Passive Voice
Active voice gives added strength to your statements by emphasizing the actor and allowing you to use more interesting verbs. It also reduces wordiness.
PASSIVE: The town was decimated by the earthquake.
In active voice, the sentence emphasizes the earthquake as the actor. Rephrasing also removes superfluous words.
ACTIVE: The earthquake decimated the town.
Passive voice can also make your statements vague, which causes them to have less impact:
PASSIVE: Mistakes were made.
Sentences like the one above make the writer seem either cowardly (doesn't want to admit who made the mistake) or ignorant (simply doesn't know who made the mistake), neither of which is a particularly good thing.

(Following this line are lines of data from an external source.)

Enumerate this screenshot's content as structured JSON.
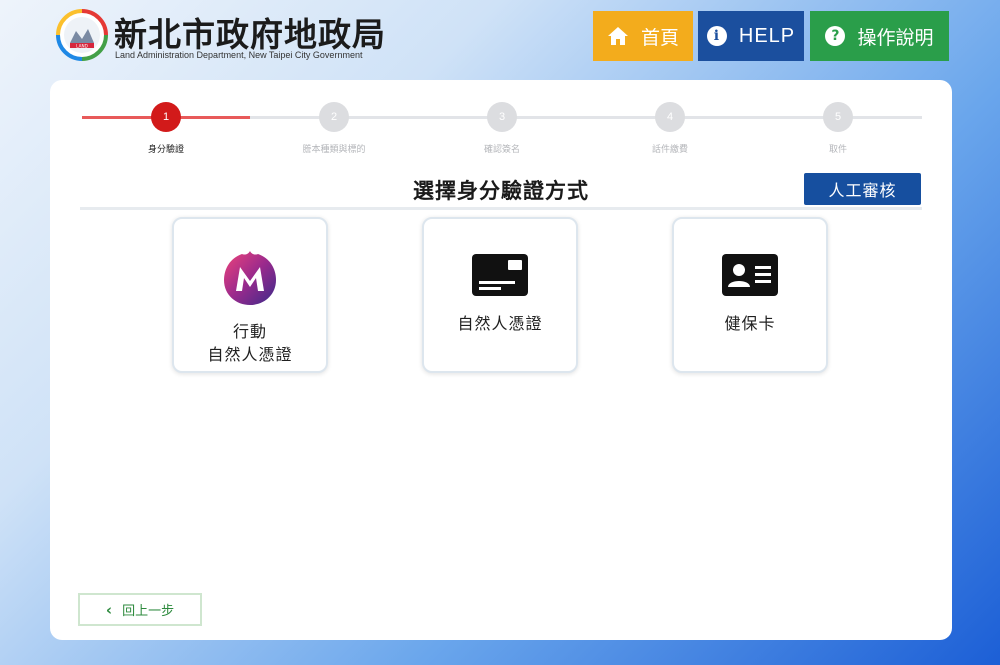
{
  "header": {
    "title": "新北市政府地政局",
    "subtitle": "Land Administration Department, New Taipei City Government",
    "logo_text": "LAND",
    "nav": [
      {
        "label": "首頁",
        "icon": "home-icon",
        "color": "#f3ac1c"
      },
      {
        "label": "HELP",
        "icon": "info-icon",
        "color": "#1b4f9e"
      },
      {
        "label": "操作說明",
        "icon": "question-icon",
        "color": "#2a9e4a"
      }
    ]
  },
  "stepper": {
    "steps": [
      {
        "number": "1",
        "label": "身分驗證",
        "active": true
      },
      {
        "number": "2",
        "label": "謄本種類與標的",
        "active": false
      },
      {
        "number": "3",
        "label": "確認簽名",
        "active": false
      },
      {
        "number": "4",
        "label": "話件繳費",
        "active": false
      },
      {
        "number": "5",
        "label": "取件",
        "active": false
      }
    ],
    "active_color": "#d21a1a"
  },
  "main": {
    "title": "選擇身分驗證方式",
    "manual_button": "人工審核",
    "options": [
      {
        "label_line1": "行動",
        "label_line2": "自然人憑證",
        "icon": "mobile-citizen-certificate-icon"
      },
      {
        "label_line1": "自然人憑證",
        "icon": "citizen-certificate-card-icon"
      },
      {
        "label_line1": "健保卡",
        "icon": "health-insurance-card-icon"
      }
    ]
  },
  "footer": {
    "back_label": "回上一步"
  }
}
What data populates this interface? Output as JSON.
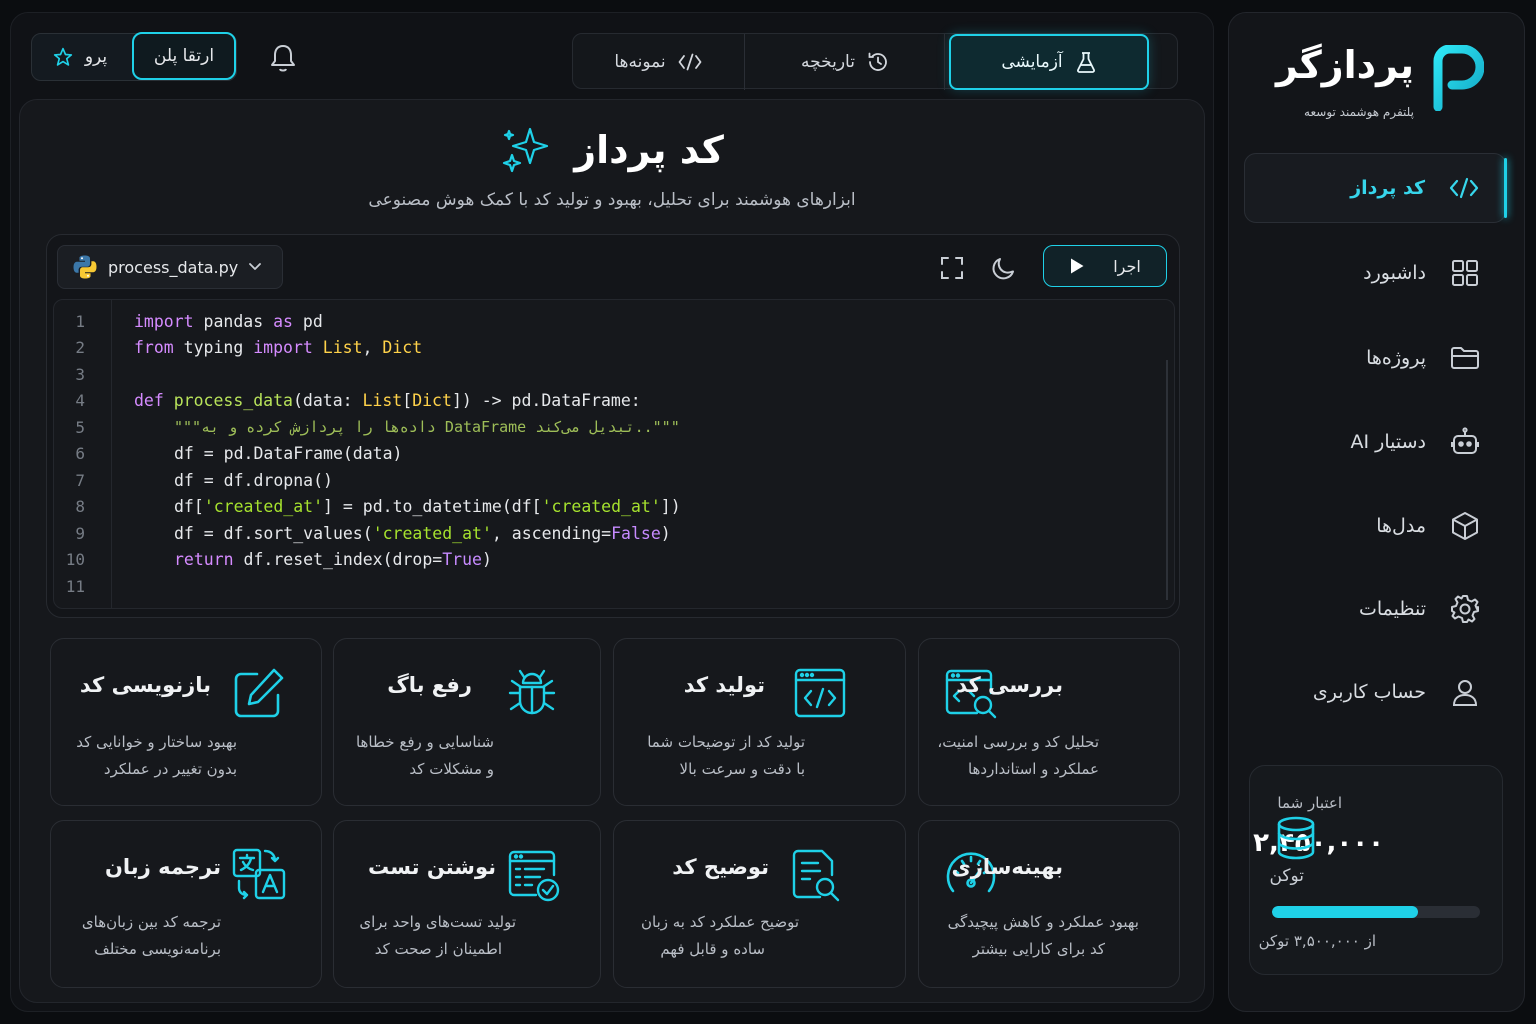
{
  "brand": {
    "name": "پردازگر",
    "tagline": "پلتفرم هوشمند توسعه",
    "accent": "#1fd1e8"
  },
  "sidebar": {
    "items": [
      {
        "label": "کد پرداز",
        "icon": "code-icon",
        "active": true
      },
      {
        "label": "داشبورد",
        "icon": "grid-icon",
        "active": false
      },
      {
        "label": "پروژه‌ها",
        "icon": "folder-icon",
        "active": false
      },
      {
        "label": "دستیار AI",
        "icon": "robot-icon",
        "active": false
      },
      {
        "label": "مدل‌ها",
        "icon": "cube-icon",
        "active": false
      },
      {
        "label": "تنظیمات",
        "icon": "gear-icon",
        "active": false
      },
      {
        "label": "حساب کاربری",
        "icon": "user-icon",
        "active": false
      }
    ]
  },
  "credit": {
    "label": "اعتبار شما",
    "value": "۲,۴۵۰,۰۰۰",
    "unit": "توکن",
    "of_text": "از ۳,۵۰۰,۰۰۰ توکن",
    "progress": 0.7
  },
  "header": {
    "pro_label": "پرو",
    "upgrade_label": "ارتقا پلن",
    "tabs": [
      {
        "label": "آزمایشی",
        "icon": "flask-icon",
        "active": true
      },
      {
        "label": "تاریخچه",
        "icon": "history-icon",
        "active": false
      },
      {
        "label": "نمونه‌ها",
        "icon": "code-icon",
        "active": false
      }
    ]
  },
  "page": {
    "title": "کد پرداز",
    "subtitle": "ابزارهای هوشمند برای تحلیل، بهبود و تولید کد با کمک هوش مصنوعی"
  },
  "editor": {
    "file_name": "process_data.py",
    "run_label": "اجرا",
    "line_numbers": [
      "1",
      "2",
      "3",
      "4",
      "5",
      "6",
      "7",
      "8",
      "9",
      "10",
      "11"
    ],
    "code": {
      "l1": {
        "kw1": "import",
        "mid": " pandas ",
        "kw2": "as",
        "end": " pd"
      },
      "l2": {
        "kw1": "from",
        "mid": " typing ",
        "kw2": "import",
        "t1": " List",
        "sep": ", ",
        "t2": "Dict"
      },
      "l4": {
        "kw": "def",
        "fn": " process_data",
        "a": "(data: ",
        "t1": "List",
        "b": "[",
        "t2": "Dict",
        "c": "]) -> pd.DataFrame:"
      },
      "l5": {
        "comment": "\"\"\"داده‌ها را پردازش کرده و به DataFrame تبدیل می‌کند..\"\"\""
      },
      "l6": {
        "text": "df = pd.DataFrame(data)"
      },
      "l7": {
        "text": "df = df.dropna()"
      },
      "l8": {
        "a": "df[",
        "s1": "'created_at'",
        "b": "] = pd.to_datetime(df[",
        "s2": "'created_at'",
        "c": "])"
      },
      "l9": {
        "a": "df = df.sort_values(",
        "s1": "'created_at'",
        "b": ", ascending=",
        "bool": "False",
        "c": ")"
      },
      "l10": {
        "kw": "return",
        "a": " df.reset_index(drop=",
        "bool": "True",
        "c": ")"
      }
    }
  },
  "cards": [
    {
      "title": "بررسی کد",
      "desc1": "تحلیل کد و بررسی امنیت،",
      "desc2": "عملکرد و استانداردها",
      "icon": "code-review-icon"
    },
    {
      "title": "تولید کد",
      "desc1": "تولید کد از توضیحات شما",
      "desc2": "با دقت و سرعت بالا",
      "icon": "code-window-icon"
    },
    {
      "title": "رفع باگ",
      "desc1": "شناسایی و رفع خطاها",
      "desc2": "و مشکلات کد",
      "icon": "bug-icon"
    },
    {
      "title": "بازنویسی کد",
      "desc1": "بهبود ساختار و خوانایی کد",
      "desc2": "بدون تغییر در عملکرد",
      "icon": "edit-icon"
    },
    {
      "title": "بهینه‌سازی",
      "desc1": "بهبود عملکرد و کاهش پیچیدگی",
      "desc2": "کد برای کارایی بیشتر",
      "icon": "speedometer-icon"
    },
    {
      "title": "توضیح کد",
      "desc1": "توضیح عملکرد کد به زبان",
      "desc2": "ساده و قابل فهم",
      "icon": "document-search-icon"
    },
    {
      "title": "نوشتن تست",
      "desc1": "تولید تست‌های واحد برای",
      "desc2": "اطمینان از صحت کد",
      "icon": "test-check-icon"
    },
    {
      "title": "ترجمه زبان",
      "desc1": "ترجمه کد بین زبان‌های",
      "desc2": "برنامه‌نویسی مختلف",
      "icon": "translate-icon"
    }
  ]
}
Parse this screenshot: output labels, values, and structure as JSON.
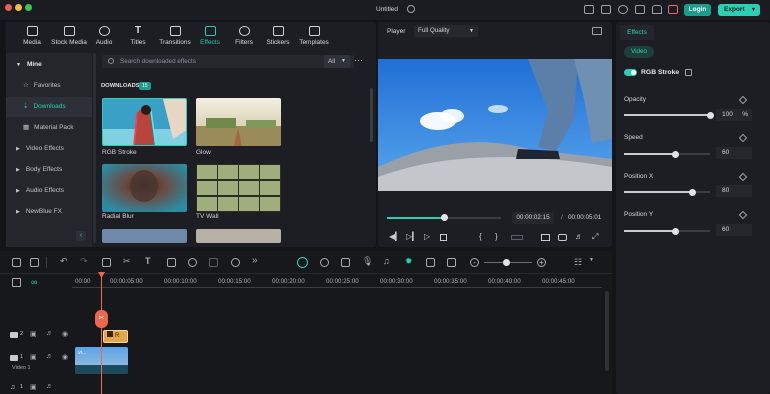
{
  "window": {
    "title": "Untitled"
  },
  "header": {
    "login_label": "Login",
    "export_label": "Export"
  },
  "media_tabs": [
    {
      "label": "Media",
      "icon": "media-icon"
    },
    {
      "label": "Stock Media",
      "icon": "stock-media-icon"
    },
    {
      "label": "Audio",
      "icon": "music-note-icon"
    },
    {
      "label": "Titles",
      "icon": "title-t-icon"
    },
    {
      "label": "Transitions",
      "icon": "transitions-icon"
    },
    {
      "label": "Effects",
      "icon": "effects-sparkle-icon",
      "active": true
    },
    {
      "label": "Filters",
      "icon": "filters-icon"
    },
    {
      "label": "Stickers",
      "icon": "stickers-icon"
    },
    {
      "label": "Templates",
      "icon": "templates-icon"
    }
  ],
  "sidebar": {
    "items": [
      {
        "label": "Mine"
      },
      {
        "label": "Favorites"
      },
      {
        "label": "Downloads",
        "active": true
      },
      {
        "label": "Material Pack"
      },
      {
        "label": "Video Effects"
      },
      {
        "label": "Body Effects"
      },
      {
        "label": "Audio Effects"
      },
      {
        "label": "NewBlue FX"
      }
    ]
  },
  "search": {
    "placeholder": "Search downloaded effects",
    "filter_value": "All"
  },
  "downloads": {
    "heading": "DOWNLOADS",
    "count": "15"
  },
  "effects_grid": [
    {
      "label": "RGB Stroke",
      "selected": true
    },
    {
      "label": "Glow"
    },
    {
      "label": "Radial Blur"
    },
    {
      "label": "TV Wall"
    }
  ],
  "player": {
    "label": "Player",
    "quality": "Full Quality",
    "current_time": "00:00:02:15",
    "separator": "/",
    "total_time": "00:00:05:01",
    "progress": 0.5
  },
  "properties": {
    "tab": "Effects",
    "subtab": "Video",
    "effect_name": "RGB Stroke",
    "params": [
      {
        "label": "Opacity",
        "value": "100",
        "unit": "%",
        "fraction": 1.0
      },
      {
        "label": "Speed",
        "value": "60",
        "unit": "",
        "fraction": 0.6
      },
      {
        "label": "Position X",
        "value": "80",
        "unit": "",
        "fraction": 0.8
      },
      {
        "label": "Position Y",
        "value": "60",
        "unit": "",
        "fraction": 0.6
      }
    ]
  },
  "timeline": {
    "ruler": [
      "00:00",
      "00:00:05:00",
      "00:00:10:00",
      "00:00:15:00",
      "00:00:20:00",
      "00:00:25:00",
      "00:00:30:00",
      "00:00:35:00",
      "00:00:40:00",
      "00:00:45:00"
    ],
    "tracks": [
      {
        "number": "2",
        "type": "effect"
      },
      {
        "number": "1",
        "type": "video",
        "name": "Video 1"
      },
      {
        "number": "1",
        "type": "audio"
      }
    ],
    "clip_label": "vi..."
  },
  "colors": {
    "accent": "#2bd0b4",
    "playhead": "#e8694e",
    "effect_clip": "#e3a64a",
    "video_clip": "#3c7fb8"
  }
}
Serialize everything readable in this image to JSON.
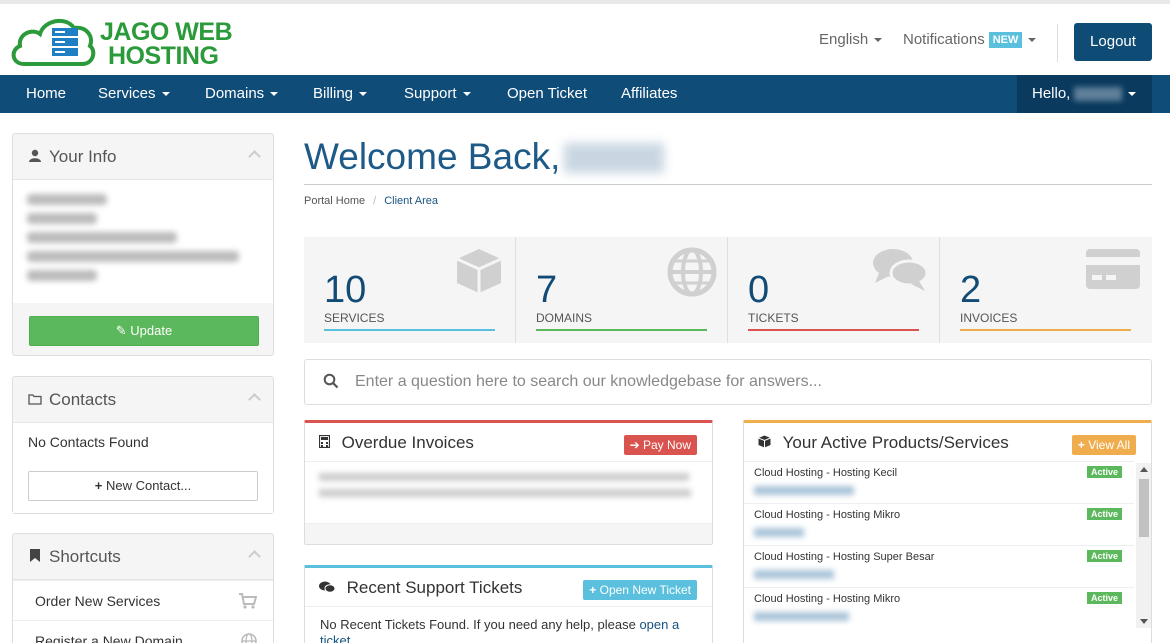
{
  "brand": {
    "line1": "JAGO WEB",
    "line2": "HOSTING"
  },
  "header": {
    "language": "English",
    "notifications": "Notifications",
    "new_badge": "NEW",
    "logout": "Logout"
  },
  "nav": {
    "items": [
      {
        "label": "Home",
        "dropdown": false
      },
      {
        "label": "Services",
        "dropdown": true
      },
      {
        "label": "Domains",
        "dropdown": true
      },
      {
        "label": "Billing",
        "dropdown": true
      },
      {
        "label": "Support",
        "dropdown": true
      },
      {
        "label": "Open Ticket",
        "dropdown": false
      },
      {
        "label": "Affiliates",
        "dropdown": false
      }
    ],
    "hello": "Hello,"
  },
  "sidebar": {
    "your_info": {
      "title": "Your Info",
      "update": "Update"
    },
    "contacts": {
      "title": "Contacts",
      "empty": "No Contacts Found",
      "new_contact": "New Contact..."
    },
    "shortcuts": {
      "title": "Shortcuts",
      "items": [
        "Order New Services",
        "Register a New Domain"
      ]
    }
  },
  "main": {
    "welcome": "Welcome Back,",
    "breadcrumb": [
      "Portal Home",
      "Client Area"
    ],
    "stats": [
      {
        "value": "10",
        "label": "SERVICES",
        "color": "#5bc0de"
      },
      {
        "value": "7",
        "label": "DOMAINS",
        "color": "#5cb85c"
      },
      {
        "value": "0",
        "label": "TICKETS",
        "color": "#d9534f"
      },
      {
        "value": "2",
        "label": "INVOICES",
        "color": "#f0ad4e"
      }
    ],
    "kb_placeholder": "Enter a question here to search our knowledgebase for answers...",
    "overdue": {
      "title": "Overdue Invoices",
      "button": "Pay Now"
    },
    "tickets": {
      "title": "Recent Support Tickets",
      "button": "Open New Ticket",
      "empty_text": "No Recent Tickets Found. If you need any help, please",
      "link_text": "open a ticket"
    },
    "products": {
      "title": "Your Active Products/Services",
      "button": "View All",
      "items": [
        {
          "name": "Cloud Hosting - Hosting Kecil",
          "status": "Active"
        },
        {
          "name": "Cloud Hosting - Hosting Mikro",
          "status": "Active"
        },
        {
          "name": "Cloud Hosting - Hosting Super Besar",
          "status": "Active"
        },
        {
          "name": "Cloud Hosting - Hosting Mikro",
          "status": "Active"
        }
      ]
    }
  },
  "colors": {
    "brand_green": "#2a9a3a",
    "nav_blue": "#0f4c78",
    "success": "#5cb85c",
    "danger": "#d9534f",
    "warning": "#f0ad4e",
    "info": "#5bc0de"
  }
}
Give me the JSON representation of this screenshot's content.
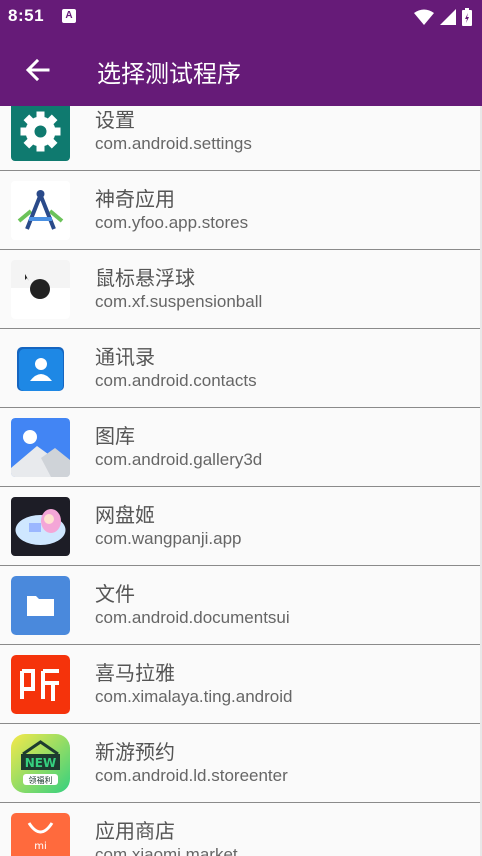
{
  "status_bar": {
    "time": "8:51",
    "notification_letter": "A"
  },
  "app_bar": {
    "title": "选择测试程序"
  },
  "colors": {
    "accent": "#661b78"
  },
  "apps": [
    {
      "name": "设置",
      "package": "com.android.settings",
      "icon": "settings-gear-icon"
    },
    {
      "name": "神奇应用",
      "package": "com.yfoo.app.stores",
      "icon": "compass-app-icon"
    },
    {
      "name": "鼠标悬浮球",
      "package": "com.xf.suspensionball",
      "icon": "mouse-ball-icon"
    },
    {
      "name": "通讯录",
      "package": "com.android.contacts",
      "icon": "contacts-icon"
    },
    {
      "name": "图库",
      "package": "com.android.gallery3d",
      "icon": "gallery-icon"
    },
    {
      "name": "网盘姬",
      "package": "com.wangpanji.app",
      "icon": "anime-girl-icon"
    },
    {
      "name": "文件",
      "package": "com.android.documentsui",
      "icon": "folder-icon"
    },
    {
      "name": "喜马拉雅",
      "package": "com.ximalaya.ting.android",
      "icon": "ximalaya-icon"
    },
    {
      "name": "新游预约",
      "package": "com.android.ld.storeenter",
      "icon": "new-game-icon",
      "icon_text": {
        "new": "NEW",
        "sub": "领福利"
      }
    },
    {
      "name": "应用商店",
      "package": "com.xiaomi.market",
      "icon": "mi-store-icon",
      "icon_text": {
        "mi": "mi"
      }
    }
  ]
}
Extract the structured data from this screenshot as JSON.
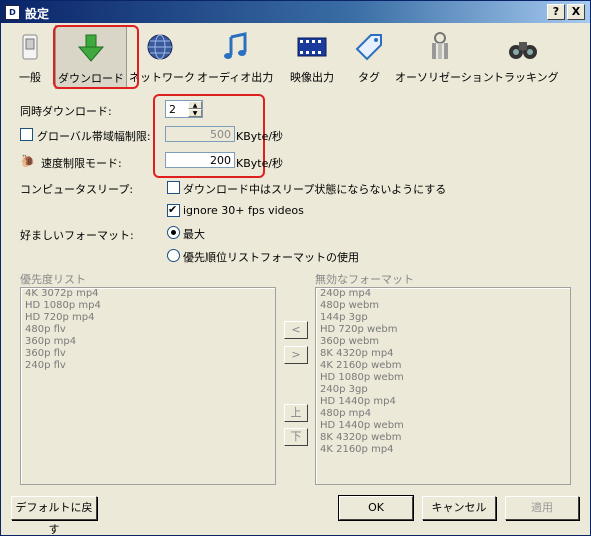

Rephrase:
ACTIVE: We made mistakes.
This revised sentence is much clearer, and it will prevent readers from accusing the writer of being non-committal.
There are, of course, situations in which the use of passive voice is preferred:
- Certain types of science writing require passive voice because it is essential that the actor be entirely removed from the writing.
- When you need to emphasize the recipient of the action rather than the actor, passive voice is appropriate. For example, if in the following sentence you were writing to emphasize the widespread use of pesticides rather than the people who use them, you would use passive voice: Thousands of American fields are sprayed with harmful pesticides every day.